I have to try and figure out which of the individuals are the most likely to give me good broccoli. And then pull out all the rest.
This is a hard thing for me. I want to see all of my seedlings thrive. But without pruning, without thinning the herd, all of them end up puny, starved, or dead. Removing the competition (whether it is weedy competition or competition among healthy seedlings) is the only way to allow the final product - the 'keepers' - to do well.
So I have to go back to my broccoli row today and decide which broccoli is likely to give me good vegetables. Should I keep the tallest, or will it just get leggy? Should I keep the runts, with the idea that they will be small and tender?
How do I thin the herd?
Meanwhile, here are the things I am currently working on:
-Article proposal on fireflies
-Article proposal on man-cave barbershops
-1-hour lecture preparation on Shroud of Turin (completed)
-Lecture prep for the fall's offering - a college class on "Personalities of the Bible"
-Build a "bespoke archaeology" business
-Tapping sycamore trees for a feasibility study
-Tapping pecan trees for a feasibility study
-Growing a garden with only native american domesticates
-Planning a website for selling prehistoric 'dice' made from lamb bones
-Planting indigo to make natural dyes for my harvested cotton
-Working on an album concept for a male a capella remake of boy bands music
-Planning a honey extraction business
-Editing notes from a Sunday school class for publication (and thinking about the second and third one)
-Teaching myself the banjo
-Outlining a novel on the placement of a man in Witness Protection in a government job in the Corps of Engineers (burro-cratic hilarity ensues!)
-Writing a short story from the perspective of a Loki character
-Building a furnace for smelting aluminum - to make those cool ant-hill casts
-Building a furnace for smelting aluminum - to make those as-yet unknown crawfish-burrow casts
-Turn crawfish and anthill casts into jewelry
-Using the furnace to smith blades from scrap iron (scrap iron snagged from Corps site leftovers)
-Compete in Toastmasters competition
-Build a silver smithing business (making a few coin rings started it)
It comes as no surprise, I suppose, that I have a difficult time separating out the 'keepers' in my garden. I can't decide what are keepers in my own to-do list. I want to see all of my seedling projects thrive.
How do you prioritize when you are endlessly fascinated by everything?

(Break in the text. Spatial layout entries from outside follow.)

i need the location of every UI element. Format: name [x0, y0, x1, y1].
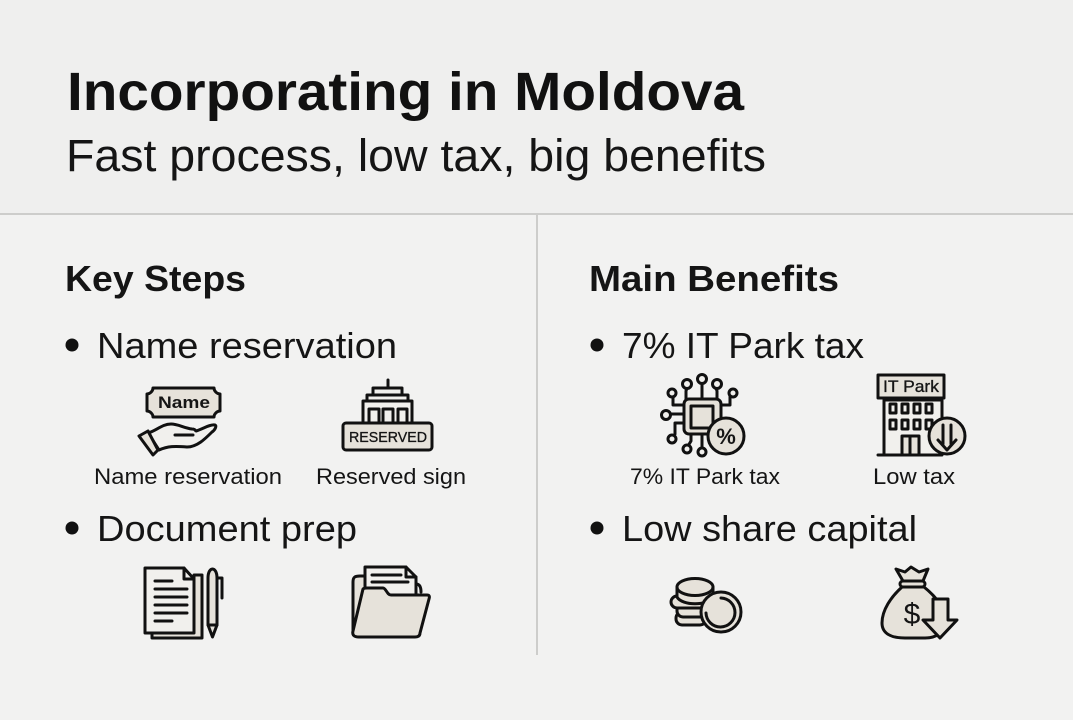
- label: reserved sign: Reserved sign: [316, 464, 466, 489]
- heading: main benefits: Main Benefits: [589, 258, 839, 299]
- bullet: document prep: Document prep: [97, 508, 357, 549]
- title: Incorporating in Moldova: [67, 62, 745, 122]
- bullet: name reservation: Name reservation: [97, 325, 397, 366]
- icon: name tag held by hand: Name: [158, 393, 210, 412]
- icon: chip with percent: %: [716, 424, 736, 449]
- header band: [0, 0, 1073, 214]
- label: name reservation: Name reservation: [94, 464, 282, 489]
- icon: it park building: [878, 375, 965, 455]
- bullet: low share capital: Low share capital: [622, 508, 917, 549]
- label: low tax: Low tax: [873, 464, 956, 489]
- label: 7% it park tax: 7% IT Park tax: [630, 464, 781, 489]
- icon: folder with documents: [353, 567, 429, 637]
- icon: document and pen: [145, 568, 222, 638]
- icon: reserved building sign: [343, 380, 432, 450]
- icon: money bag with down arrow: $: [904, 598, 921, 631]
- icon: chip with percent: [662, 374, 744, 456]
- icon: name tag held by hand: [139, 388, 220, 455]
- panel: main benefits: [589, 258, 965, 638]
- icon: reserved building sign: RESERVED: [349, 430, 427, 446]
- icon: money bag with down arrow: [882, 567, 957, 638]
- icon: coins: [671, 578, 741, 632]
- bullet: it park tax: 7% IT Park tax: [622, 325, 864, 366]
- subtitle: Fast process, low tax, big benefits: [66, 130, 766, 181]
- heading: key steps: Key Steps: [65, 258, 246, 299]
- icon: it park building: IT Park: [883, 378, 940, 396]
- panel: key steps: [65, 258, 466, 638]
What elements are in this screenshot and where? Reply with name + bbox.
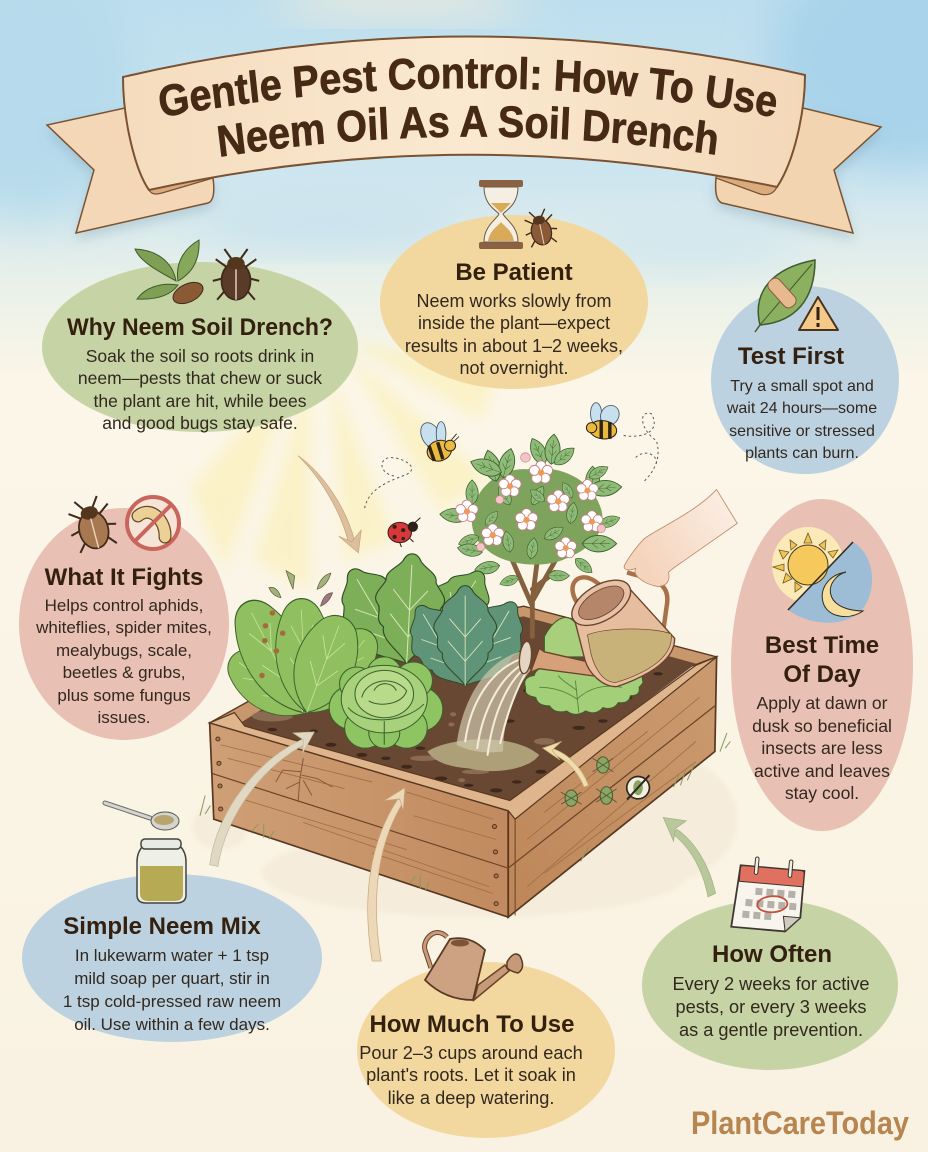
icon: leaves and seed — [135, 240, 206, 308]
body text: issues. — [98, 708, 150, 727]
banner main ribbon — [123, 36, 805, 190]
bubble — [380, 215, 648, 389]
heading: How Often — [712, 941, 832, 968]
body text: plants can burn. — [745, 445, 859, 462]
arrow from how often — [663, 817, 716, 897]
aphids on wood — [561, 757, 617, 806]
bubble — [22, 874, 322, 1042]
roots sketch — [276, 758, 333, 802]
heading: What It Fights — [45, 564, 203, 591]
can opening — [573, 579, 629, 626]
body text: not overnight. — [459, 358, 569, 378]
icon: oil jar — [137, 839, 186, 903]
bubble — [42, 262, 358, 432]
blue-green kale — [394, 586, 540, 700]
hand — [624, 490, 737, 587]
panel: how often — [642, 857, 898, 1070]
blossoms — [456, 461, 603, 558]
title line 1: Gentle Pest Control: How To Use — [160, 56, 776, 116]
arrow from neem mix — [210, 732, 314, 866]
body text: and good bugs stay safe. — [102, 413, 298, 433]
body text: inside the plant—expect — [418, 313, 610, 333]
icon: sun and moon — [772, 527, 872, 623]
bee one — [417, 420, 459, 464]
body text: 1 tsp cold-pressed raw neem — [63, 992, 281, 1011]
icon: calendar — [731, 857, 805, 933]
butterhead lettuce — [329, 657, 443, 748]
heading: Why Neem Soil Drench? — [67, 314, 333, 341]
panel: how much to use — [357, 933, 615, 1138]
body text: sensitive or stressed — [729, 423, 875, 440]
body text: mild soap per quart, stir in — [74, 969, 270, 988]
ladybug — [388, 518, 420, 547]
arrow from how much — [368, 788, 405, 961]
body text: In lukewarm water + 1 tsp — [75, 946, 269, 965]
bubble — [711, 286, 899, 474]
body text: Every 2 weeks for active — [672, 974, 870, 994]
body text: insects are less — [761, 738, 883, 758]
bed screws — [216, 737, 498, 906]
flowering tree — [439, 434, 622, 637]
bee two — [586, 402, 623, 441]
icon: beetle — [63, 493, 121, 554]
body text: Helps control aphids, — [45, 596, 203, 615]
wet soil puddle — [427, 739, 539, 771]
arrow to bed top — [298, 456, 361, 553]
body text: plant's roots. Let it soak in — [366, 1065, 576, 1085]
trunk — [512, 545, 558, 637]
no bug symbol — [627, 775, 649, 800]
heading: Best Time — [765, 632, 879, 659]
bed top rims — [210, 657, 717, 819]
bubble — [731, 499, 913, 831]
title banner — [46, 36, 882, 274]
title line 2: Neem Oil As A Soil Drench — [218, 106, 717, 157]
body text: beetles & grubs, — [63, 663, 185, 682]
soil — [238, 616, 696, 806]
banner right fold — [716, 150, 777, 195]
garden illustration — [193, 402, 737, 961]
body text: active and leaves — [754, 761, 890, 781]
body text: dusk so beneficial — [752, 716, 892, 736]
bed right face — [508, 657, 717, 917]
icon: spoon — [105, 803, 179, 830]
can water — [587, 629, 671, 682]
banner left tail — [47, 108, 214, 233]
arrow to pests — [543, 741, 588, 787]
icon: beetle — [213, 249, 259, 300]
pink buds — [477, 453, 605, 551]
body text: Apply at dawn or — [756, 693, 888, 713]
panel: best time of day — [731, 499, 913, 831]
body text: plus some fungus — [57, 686, 191, 705]
body text: Soak the soil so roots drink in — [86, 346, 314, 366]
can rim — [564, 571, 638, 635]
panel: be patient — [380, 180, 648, 389]
banner right tail — [716, 108, 881, 233]
damaged plant bits — [269, 571, 333, 606]
body text: Try a small spot and — [730, 378, 874, 395]
body text: like a deep watering. — [388, 1088, 554, 1108]
leaf damage spots — [259, 610, 285, 678]
soil light patches — [252, 711, 555, 782]
can rear handle — [573, 572, 667, 643]
grass tufts — [200, 733, 730, 890]
icon: warning triangle — [799, 297, 838, 330]
body text: wait 24 hours—some — [726, 400, 877, 417]
body text: as a gentle prevention. — [679, 1020, 863, 1040]
water pouring — [457, 652, 531, 755]
body text: the plant are hit, while bees — [93, 391, 307, 411]
icon: hourglass — [479, 180, 523, 249]
bed back rim — [210, 606, 717, 726]
panel: simple neem mix — [22, 803, 322, 1042]
panel: test first — [711, 260, 899, 474]
spinach plant — [216, 589, 391, 733]
bee trails — [365, 413, 658, 508]
icon: watering can — [425, 933, 523, 1000]
panel: what it fights — [19, 493, 229, 740]
icon: small beetle — [521, 207, 560, 248]
sun rays — [190, 340, 500, 590]
brand wordmark: PlantCareToday — [691, 1105, 909, 1141]
leaves — [439, 434, 622, 589]
icon: no grubs — [127, 497, 179, 549]
bubble — [19, 508, 229, 740]
panel: why neem soil drench — [42, 240, 358, 433]
body text: mealybugs, scale, — [56, 641, 192, 660]
body text: Pour 2–3 cups around each — [359, 1043, 583, 1063]
heading: Of Day — [783, 661, 861, 688]
heading: How Much To Use — [370, 1011, 574, 1038]
body text: whiteflies, spider mites, — [35, 618, 212, 637]
back leafy greens — [322, 552, 508, 680]
wood plank lines — [212, 697, 715, 915]
bed left front face — [210, 723, 508, 917]
heading: Simple Neem Mix — [63, 913, 261, 940]
body text: pests, or every 3 weeks — [675, 997, 867, 1017]
heading: Be Patient — [455, 259, 573, 286]
can spout — [531, 648, 603, 677]
watering can — [518, 571, 675, 687]
ground wash — [193, 755, 737, 917]
banner left fold — [149, 150, 213, 194]
bubble — [642, 900, 898, 1070]
body text: Neem works slowly from — [416, 291, 612, 311]
icon: leaf with bandage — [755, 260, 815, 332]
soil specks — [268, 672, 663, 792]
can rose head — [518, 641, 533, 674]
body text: stay cool. — [785, 783, 859, 803]
can body — [574, 586, 675, 687]
body text: oil. Use within a few days. — [74, 1015, 270, 1034]
foliage mass — [472, 468, 603, 565]
body text: results in about 1–2 weeks, — [405, 336, 623, 356]
right lettuce — [525, 662, 643, 714]
back lettuce — [544, 617, 587, 657]
heading: Test First — [738, 343, 844, 370]
body text: neem—pests that chew or suck — [78, 368, 322, 388]
bubble — [357, 962, 615, 1138]
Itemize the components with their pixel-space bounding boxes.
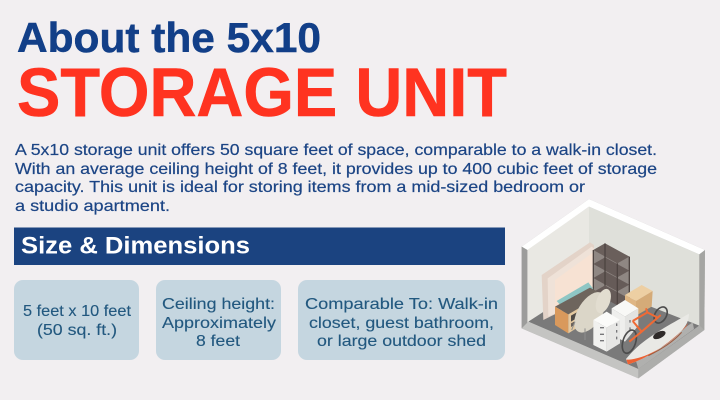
intro text block: With an average ceiling height of 8 feet, it provides up to 400 cubic feet of storage — [15, 161, 657, 178]
metal shelf — [593, 243, 629, 305]
card: footprint: (50 sq. ft.) — [37, 322, 117, 339]
title: STORAGE UNIT: STORAGE UNIT — [17, 54, 507, 131]
rear white storage boxes — [612, 300, 638, 342]
bicycle — [620, 305, 670, 355]
section heading: Size & Dimensions — [14, 228, 505, 265]
intro text block: A 5x10 storage unit offers 50 square feet of space, comparable to a walk-in closet. — [15, 142, 657, 159]
card: footprint — [14, 280, 139, 360]
cardboard box — [625, 285, 653, 316]
card: comparable to: Comparable To: Walk-in — [305, 296, 498, 313]
card: comparable to — [298, 280, 505, 360]
card: ceiling height: 8 feet — [196, 333, 241, 350]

I am awe inspired by people who can focus. People who can look at a bonsai tree, and quietly meditate while pruning just the right twigs to create the beauty they want to see. (Note to self, buy book on bonsai meditation, add item to my to to-do list). People who carry their calmness with them, instead of the 'satiable curtiosity of a five-year old (Note to self - time to re-read the Just-So Stories, to make sure I have that quote spelled right).